Die Behörden ordneten Notfallmaßnahmen an, darunter die Einrichtung von Stationen zur Wasserversorgung. Das Versorgungsunternehmen Aguas Andinas teilte mit, wegen der "extremen Eintrübung" der Flüsse könne die übliche Zuleitung von Trinkwasser nicht mehr gewährleistet werden. Es wurde davon ausgegangen, dass die Unterbrechungen mindestens 24 Stunden dauern würden.

Die noch immer anhaltenden Unwetter hatten mehrere Erdrutsche ausgelöst.
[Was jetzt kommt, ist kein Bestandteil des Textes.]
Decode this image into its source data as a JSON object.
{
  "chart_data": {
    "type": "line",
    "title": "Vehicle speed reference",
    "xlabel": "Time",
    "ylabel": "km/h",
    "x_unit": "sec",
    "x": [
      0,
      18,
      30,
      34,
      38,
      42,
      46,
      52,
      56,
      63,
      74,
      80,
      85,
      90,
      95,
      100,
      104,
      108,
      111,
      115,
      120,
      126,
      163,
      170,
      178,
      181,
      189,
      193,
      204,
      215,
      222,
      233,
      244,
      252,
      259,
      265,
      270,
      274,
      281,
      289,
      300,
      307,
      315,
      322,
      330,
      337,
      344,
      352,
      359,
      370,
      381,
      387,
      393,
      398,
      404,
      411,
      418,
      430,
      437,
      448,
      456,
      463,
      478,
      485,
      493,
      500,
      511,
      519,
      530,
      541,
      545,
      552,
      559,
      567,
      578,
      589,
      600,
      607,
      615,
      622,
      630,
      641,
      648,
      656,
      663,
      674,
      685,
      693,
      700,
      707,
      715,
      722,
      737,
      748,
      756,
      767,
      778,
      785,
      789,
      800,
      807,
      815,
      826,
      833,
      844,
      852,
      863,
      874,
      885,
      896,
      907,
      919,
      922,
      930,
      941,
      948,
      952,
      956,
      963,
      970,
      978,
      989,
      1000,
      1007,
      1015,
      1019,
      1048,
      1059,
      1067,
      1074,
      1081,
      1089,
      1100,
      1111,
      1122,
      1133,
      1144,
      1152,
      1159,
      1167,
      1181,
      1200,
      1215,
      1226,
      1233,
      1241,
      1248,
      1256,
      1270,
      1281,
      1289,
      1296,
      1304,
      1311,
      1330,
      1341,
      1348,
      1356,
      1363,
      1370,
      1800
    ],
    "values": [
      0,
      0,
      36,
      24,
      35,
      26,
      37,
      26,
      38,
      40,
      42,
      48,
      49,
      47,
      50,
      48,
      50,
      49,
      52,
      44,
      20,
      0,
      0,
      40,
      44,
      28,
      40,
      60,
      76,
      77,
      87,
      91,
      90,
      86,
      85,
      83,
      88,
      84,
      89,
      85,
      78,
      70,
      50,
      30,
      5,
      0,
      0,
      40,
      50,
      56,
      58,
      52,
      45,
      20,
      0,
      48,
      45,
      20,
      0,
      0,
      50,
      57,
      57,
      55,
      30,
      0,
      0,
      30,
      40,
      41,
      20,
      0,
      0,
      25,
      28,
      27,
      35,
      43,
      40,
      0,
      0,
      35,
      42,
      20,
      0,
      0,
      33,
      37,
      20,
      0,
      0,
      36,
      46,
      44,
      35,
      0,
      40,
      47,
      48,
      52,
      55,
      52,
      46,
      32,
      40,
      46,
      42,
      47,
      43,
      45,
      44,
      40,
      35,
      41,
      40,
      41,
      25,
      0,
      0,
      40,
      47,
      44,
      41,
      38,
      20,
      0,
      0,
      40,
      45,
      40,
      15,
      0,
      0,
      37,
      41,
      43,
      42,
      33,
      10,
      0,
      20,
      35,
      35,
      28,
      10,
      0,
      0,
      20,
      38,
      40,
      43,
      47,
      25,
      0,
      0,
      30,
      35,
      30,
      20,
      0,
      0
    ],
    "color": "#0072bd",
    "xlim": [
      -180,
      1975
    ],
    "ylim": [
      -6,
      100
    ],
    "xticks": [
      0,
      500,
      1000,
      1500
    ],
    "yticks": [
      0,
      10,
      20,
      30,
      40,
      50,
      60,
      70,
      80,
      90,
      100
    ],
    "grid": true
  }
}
Die Flüsse Maipo und Mapocho wurden dadurch so stark verschmutzt, dass das Wasser nicht mehr für die Trinkwasserversorgung genutzt werden konnte. "Wir haben nun mehr als vier Millionen Betroffene", sagte der Gouverneur von Santiago, Claudio Orrego.

In der chilenischen Hauptstadt trat ein Notfallplan in Kraft. 45 Sicherheitsreservoirs mit Trinkwasser wurden angezapft, zudem wurden 60 Tanklaster in Bewegung gesetzt, um die Bevölkerung in den betroffenen Stadtteilen mit sauberem Wasser zu versorgen. Ferner sorgten die Behörden dafür, dass über das gesamte Stadtgebiet verteilt 64 Ausgabestellen mit Trinkwasser eingerichtet wurden.

"Sie haben uns erst im letzten Moment vorgewarnt", sagte Patricia Varas, eine Einwohnerin von Santiago. "Niemand war vorbereitet", stimmte Marcela Briceno ein. "Also wurden die Supermärkte gestürmt." Vielerorts waren die Vorräte nach kürzester Zeit erschöpft. Die Behörden lösten die höchste Alarmstufe aus, um bei Notfällen umgehend eingreifen zu können.

Aus der Hauptstadtregion wurden keine Unwetteropfer bekannt. In der Region von O'Higgins, 90 Kilometer südlich, wurden rund hundert Gebäude beschädigt, als der Fluss Tinguiririca über die Ufer trat. Ein Mensch wurde als vermisst gemeldet.